Players are acknowledging that it’s medicine, that it does work and they’re using their platforms to promote the healing properties, the recovery process, properties of this plant. It’s no secret. Some guys take longer to come out of the closet than others, and some have more business interests than others, but I think there are a lot more guys involved in cannabis and passionate about cannabis than are public about it.
What’s the mission behind Athletes for Care, the organization you helped found?
Cannabis is the substance that brought us all together. We’re all passionate about natural healing, recovery and changing policy. We understand it is the ultimate tool and it's not exclusively cannabis, but that's a big chunk of it because we see that as the acute healer for pain, immediate pain, mental health issues, and addiction. But also we dip into meditation, yoga—you have to change the other things as well.
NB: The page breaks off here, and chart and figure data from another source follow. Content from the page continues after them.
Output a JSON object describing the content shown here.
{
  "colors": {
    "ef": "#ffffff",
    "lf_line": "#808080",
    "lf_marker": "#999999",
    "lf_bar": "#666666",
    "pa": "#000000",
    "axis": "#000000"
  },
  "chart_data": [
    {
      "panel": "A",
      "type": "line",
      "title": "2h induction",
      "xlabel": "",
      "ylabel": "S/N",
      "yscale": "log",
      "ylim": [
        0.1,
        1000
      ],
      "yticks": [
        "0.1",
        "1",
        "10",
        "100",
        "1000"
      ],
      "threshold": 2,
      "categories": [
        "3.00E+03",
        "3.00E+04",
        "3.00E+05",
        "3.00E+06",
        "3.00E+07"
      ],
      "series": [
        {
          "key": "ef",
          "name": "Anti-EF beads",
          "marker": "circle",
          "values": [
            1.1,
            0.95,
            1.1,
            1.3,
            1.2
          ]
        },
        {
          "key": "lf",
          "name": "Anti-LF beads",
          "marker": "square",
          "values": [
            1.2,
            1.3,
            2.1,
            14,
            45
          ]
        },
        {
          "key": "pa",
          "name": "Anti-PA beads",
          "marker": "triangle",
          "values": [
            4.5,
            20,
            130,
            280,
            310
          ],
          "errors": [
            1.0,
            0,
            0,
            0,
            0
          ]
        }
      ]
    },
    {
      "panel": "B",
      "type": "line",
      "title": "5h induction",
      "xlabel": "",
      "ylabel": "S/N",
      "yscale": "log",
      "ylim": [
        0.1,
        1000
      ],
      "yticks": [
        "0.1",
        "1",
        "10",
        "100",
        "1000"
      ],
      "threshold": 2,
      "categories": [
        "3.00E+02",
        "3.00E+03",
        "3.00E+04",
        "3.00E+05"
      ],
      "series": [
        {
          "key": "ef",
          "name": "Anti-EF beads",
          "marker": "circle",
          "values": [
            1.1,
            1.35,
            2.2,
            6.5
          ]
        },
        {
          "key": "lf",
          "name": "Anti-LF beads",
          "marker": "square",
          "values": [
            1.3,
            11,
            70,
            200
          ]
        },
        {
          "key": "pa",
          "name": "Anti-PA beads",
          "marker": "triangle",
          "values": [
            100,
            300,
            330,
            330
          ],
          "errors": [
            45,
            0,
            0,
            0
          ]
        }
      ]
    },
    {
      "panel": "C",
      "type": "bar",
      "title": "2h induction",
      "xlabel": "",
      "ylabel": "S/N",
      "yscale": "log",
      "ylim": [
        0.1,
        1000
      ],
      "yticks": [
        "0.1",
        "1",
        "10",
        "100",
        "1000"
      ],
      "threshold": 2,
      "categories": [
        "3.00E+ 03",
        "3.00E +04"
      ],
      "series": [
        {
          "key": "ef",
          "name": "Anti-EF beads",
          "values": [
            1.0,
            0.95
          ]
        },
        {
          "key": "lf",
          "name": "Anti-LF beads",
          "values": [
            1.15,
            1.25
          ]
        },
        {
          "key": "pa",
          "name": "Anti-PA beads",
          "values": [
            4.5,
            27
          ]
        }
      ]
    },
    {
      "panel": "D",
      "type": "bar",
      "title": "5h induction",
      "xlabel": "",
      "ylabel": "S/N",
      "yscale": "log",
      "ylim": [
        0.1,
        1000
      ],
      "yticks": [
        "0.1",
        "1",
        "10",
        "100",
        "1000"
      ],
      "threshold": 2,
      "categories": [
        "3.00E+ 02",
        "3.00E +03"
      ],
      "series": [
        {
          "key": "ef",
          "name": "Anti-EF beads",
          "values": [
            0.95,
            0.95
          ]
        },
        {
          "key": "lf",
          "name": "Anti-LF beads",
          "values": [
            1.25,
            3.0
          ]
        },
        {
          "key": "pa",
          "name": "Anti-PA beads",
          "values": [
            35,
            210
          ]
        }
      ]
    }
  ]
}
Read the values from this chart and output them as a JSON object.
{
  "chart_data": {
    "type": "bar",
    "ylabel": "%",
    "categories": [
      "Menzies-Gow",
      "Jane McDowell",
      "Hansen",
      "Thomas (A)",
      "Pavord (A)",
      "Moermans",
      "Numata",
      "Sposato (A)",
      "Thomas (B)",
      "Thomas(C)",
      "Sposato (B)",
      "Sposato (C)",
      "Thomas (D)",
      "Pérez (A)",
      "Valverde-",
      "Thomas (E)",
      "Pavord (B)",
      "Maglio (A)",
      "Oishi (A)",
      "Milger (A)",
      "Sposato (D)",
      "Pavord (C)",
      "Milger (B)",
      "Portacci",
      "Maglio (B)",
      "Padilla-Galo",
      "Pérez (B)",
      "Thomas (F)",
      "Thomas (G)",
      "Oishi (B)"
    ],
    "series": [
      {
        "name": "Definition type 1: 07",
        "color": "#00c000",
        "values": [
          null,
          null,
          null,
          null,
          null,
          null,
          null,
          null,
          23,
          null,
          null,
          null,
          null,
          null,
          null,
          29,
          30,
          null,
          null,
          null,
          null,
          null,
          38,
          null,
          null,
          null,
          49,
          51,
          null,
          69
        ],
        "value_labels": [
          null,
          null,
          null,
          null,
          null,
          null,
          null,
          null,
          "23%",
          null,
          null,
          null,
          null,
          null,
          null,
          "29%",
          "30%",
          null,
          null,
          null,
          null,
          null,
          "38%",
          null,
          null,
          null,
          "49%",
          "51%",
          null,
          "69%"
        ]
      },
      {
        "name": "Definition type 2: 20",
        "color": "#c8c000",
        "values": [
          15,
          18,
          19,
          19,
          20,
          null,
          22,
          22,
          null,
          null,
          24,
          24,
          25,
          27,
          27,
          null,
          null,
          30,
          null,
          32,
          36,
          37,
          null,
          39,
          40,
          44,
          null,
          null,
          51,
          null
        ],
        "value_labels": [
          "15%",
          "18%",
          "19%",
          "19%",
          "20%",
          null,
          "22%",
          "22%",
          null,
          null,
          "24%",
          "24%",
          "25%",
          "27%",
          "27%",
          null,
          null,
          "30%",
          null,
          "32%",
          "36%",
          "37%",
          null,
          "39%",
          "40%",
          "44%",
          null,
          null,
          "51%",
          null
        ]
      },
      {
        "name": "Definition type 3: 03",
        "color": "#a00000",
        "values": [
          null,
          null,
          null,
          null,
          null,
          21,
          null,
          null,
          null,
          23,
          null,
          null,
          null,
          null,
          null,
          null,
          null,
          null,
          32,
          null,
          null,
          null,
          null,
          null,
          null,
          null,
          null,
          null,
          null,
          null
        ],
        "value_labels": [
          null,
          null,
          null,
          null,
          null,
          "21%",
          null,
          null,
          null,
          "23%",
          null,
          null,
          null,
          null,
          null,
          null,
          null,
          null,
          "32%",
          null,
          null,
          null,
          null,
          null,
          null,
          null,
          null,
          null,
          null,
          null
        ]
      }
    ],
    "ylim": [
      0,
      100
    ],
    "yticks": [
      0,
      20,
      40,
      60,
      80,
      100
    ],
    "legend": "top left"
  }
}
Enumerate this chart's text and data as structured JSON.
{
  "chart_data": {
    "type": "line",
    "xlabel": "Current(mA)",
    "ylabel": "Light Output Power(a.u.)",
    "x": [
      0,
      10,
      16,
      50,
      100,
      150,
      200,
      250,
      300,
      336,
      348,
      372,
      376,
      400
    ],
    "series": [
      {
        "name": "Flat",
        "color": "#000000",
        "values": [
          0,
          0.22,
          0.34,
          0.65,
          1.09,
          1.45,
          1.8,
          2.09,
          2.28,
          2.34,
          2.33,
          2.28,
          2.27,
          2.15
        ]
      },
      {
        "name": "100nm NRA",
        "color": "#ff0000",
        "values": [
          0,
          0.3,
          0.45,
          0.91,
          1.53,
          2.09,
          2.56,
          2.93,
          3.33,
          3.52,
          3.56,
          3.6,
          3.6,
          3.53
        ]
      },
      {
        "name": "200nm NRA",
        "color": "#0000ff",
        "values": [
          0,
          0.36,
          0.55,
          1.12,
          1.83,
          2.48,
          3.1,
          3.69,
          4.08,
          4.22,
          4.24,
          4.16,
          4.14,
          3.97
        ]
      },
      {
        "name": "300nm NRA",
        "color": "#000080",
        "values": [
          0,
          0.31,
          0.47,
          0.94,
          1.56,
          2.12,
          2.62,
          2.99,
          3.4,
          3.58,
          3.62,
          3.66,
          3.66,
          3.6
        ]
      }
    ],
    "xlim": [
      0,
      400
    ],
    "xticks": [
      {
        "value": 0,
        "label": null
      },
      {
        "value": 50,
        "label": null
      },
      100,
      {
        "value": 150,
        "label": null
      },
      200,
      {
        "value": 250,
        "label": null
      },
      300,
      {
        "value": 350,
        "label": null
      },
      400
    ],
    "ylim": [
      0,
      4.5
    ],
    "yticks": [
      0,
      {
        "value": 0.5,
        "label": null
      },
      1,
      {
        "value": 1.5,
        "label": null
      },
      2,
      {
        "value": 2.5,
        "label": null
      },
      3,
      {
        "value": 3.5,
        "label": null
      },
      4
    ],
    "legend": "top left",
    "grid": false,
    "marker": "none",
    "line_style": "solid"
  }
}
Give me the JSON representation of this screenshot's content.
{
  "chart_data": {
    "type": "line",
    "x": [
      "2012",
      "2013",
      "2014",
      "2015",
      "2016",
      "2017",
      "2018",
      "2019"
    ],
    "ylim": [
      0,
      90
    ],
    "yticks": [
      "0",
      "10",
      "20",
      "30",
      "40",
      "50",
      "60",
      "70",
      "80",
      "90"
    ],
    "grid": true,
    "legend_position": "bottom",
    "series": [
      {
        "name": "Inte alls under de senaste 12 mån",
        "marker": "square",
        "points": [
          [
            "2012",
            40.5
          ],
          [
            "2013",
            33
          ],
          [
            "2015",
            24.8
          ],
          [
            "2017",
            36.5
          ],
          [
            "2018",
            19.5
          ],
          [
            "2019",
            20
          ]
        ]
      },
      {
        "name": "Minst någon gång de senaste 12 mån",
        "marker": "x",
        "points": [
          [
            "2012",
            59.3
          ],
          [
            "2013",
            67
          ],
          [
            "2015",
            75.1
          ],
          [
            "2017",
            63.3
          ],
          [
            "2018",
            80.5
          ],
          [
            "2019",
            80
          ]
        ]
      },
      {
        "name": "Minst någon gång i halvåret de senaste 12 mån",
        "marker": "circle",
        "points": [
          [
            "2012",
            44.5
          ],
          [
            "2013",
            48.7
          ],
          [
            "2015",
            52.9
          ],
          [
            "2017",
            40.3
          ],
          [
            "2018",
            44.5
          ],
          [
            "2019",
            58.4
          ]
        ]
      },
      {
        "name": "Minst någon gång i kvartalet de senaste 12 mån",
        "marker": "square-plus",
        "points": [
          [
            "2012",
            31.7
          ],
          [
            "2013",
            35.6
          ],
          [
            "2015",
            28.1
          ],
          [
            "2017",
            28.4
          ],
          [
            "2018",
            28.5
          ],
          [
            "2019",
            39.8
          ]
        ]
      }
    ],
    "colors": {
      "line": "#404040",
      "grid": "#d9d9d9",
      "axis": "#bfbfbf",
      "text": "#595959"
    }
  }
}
Cannabis is not this silver bullet [or] magical cure for everything some people will claim it to be. It is a tool to use with other tools. If we can use our platform as athletes to get some studies involved and change policy in the leagues, that means it will trickle over into society. Because every issue we deal with, every other person deals with. We all believe cannabis is the solution for all these problems, specifically pain and specifically the opioid crisis and concussions. It’s always about serving others—it's not just athletes we're taking care of.
We're using the athletic side to tell our stories, but they're symbolic to the same stories that every person, every single day goes through. It’s a daily grind of struggling with pain, anxieties, managing sleep, and managing your overall stressors.
This interview has been edited for clarity and length.